Xiuli Chao and Ruiwei Jiang receive MCubed funding for data-driven optimization of online retailing

Two U-M Industrial and Operations Engineering (IOE) researchers have received MCubed funding from the University of Michigan for work on data-driven optimization for online retailing.

The business of online retailing is growing rapidly. According to the U.S. Department of Commerce, in the third quarter of 2018, the e-commerce sales in the U.S. market was $130.9 billion, a 14 percent increase from the third quarter of 2017.

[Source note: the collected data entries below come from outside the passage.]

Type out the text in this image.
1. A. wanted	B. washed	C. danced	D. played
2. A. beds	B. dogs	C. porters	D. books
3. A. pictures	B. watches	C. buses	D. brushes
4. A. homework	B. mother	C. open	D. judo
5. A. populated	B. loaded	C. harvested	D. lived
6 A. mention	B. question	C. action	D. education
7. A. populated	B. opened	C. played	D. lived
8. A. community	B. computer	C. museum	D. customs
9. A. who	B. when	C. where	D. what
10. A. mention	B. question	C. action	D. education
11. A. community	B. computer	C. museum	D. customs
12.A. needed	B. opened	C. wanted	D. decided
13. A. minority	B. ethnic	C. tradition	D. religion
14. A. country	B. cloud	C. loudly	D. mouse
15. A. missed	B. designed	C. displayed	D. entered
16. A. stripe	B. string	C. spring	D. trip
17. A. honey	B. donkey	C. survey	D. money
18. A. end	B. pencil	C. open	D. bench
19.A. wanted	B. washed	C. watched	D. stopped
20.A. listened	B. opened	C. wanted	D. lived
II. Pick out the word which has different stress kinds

U-M IOE’s Professor Xiuli Chao and Assistant Professor Ruiwei Jiang, together with Associate Professor Stefanus Jasin from the U-M Ross School of Business, propose to develop a data-driven optimization scheme, which uses historical sales data for demand estimation.

“We aim to demonstrate that the solution of our optimization scheme is easy to compute and implement, and it is asymptotically optimal — meaning the scheme will increase in accuracy as the available data increases,” said Chao.

“We aim to demonstrate that the solution of our optimization scheme is easy to compute and implement, and it is asymptotically optimal — meaning the scheme will increase in accuracy as the available data increases.”

Xiuli Chao
Professor, U-M Industrial & Operations Engineering

Online optimization for e-commerce has huge potential to increase revenue for online businesses while also lowering the cost of products for consumers and improving the personalization experience of online browsing.

“The results of this project will lead to algorithms for better pricing decisions, improved revenues, and increased customer satisfaction and social welfare.”

Chao joined U-M IOE in 2007. His research interests include queueing, scheduling, financial engineering, inventory and supply chain management, and online optimization.

Mcubed stimulates innovative research and scholarship by distributing real-time seed funding to multi-unit, faculty-led teams. Through this revolutionary research funding program, faculty from at least two different campus units can form a collaborative trio, or “cube.”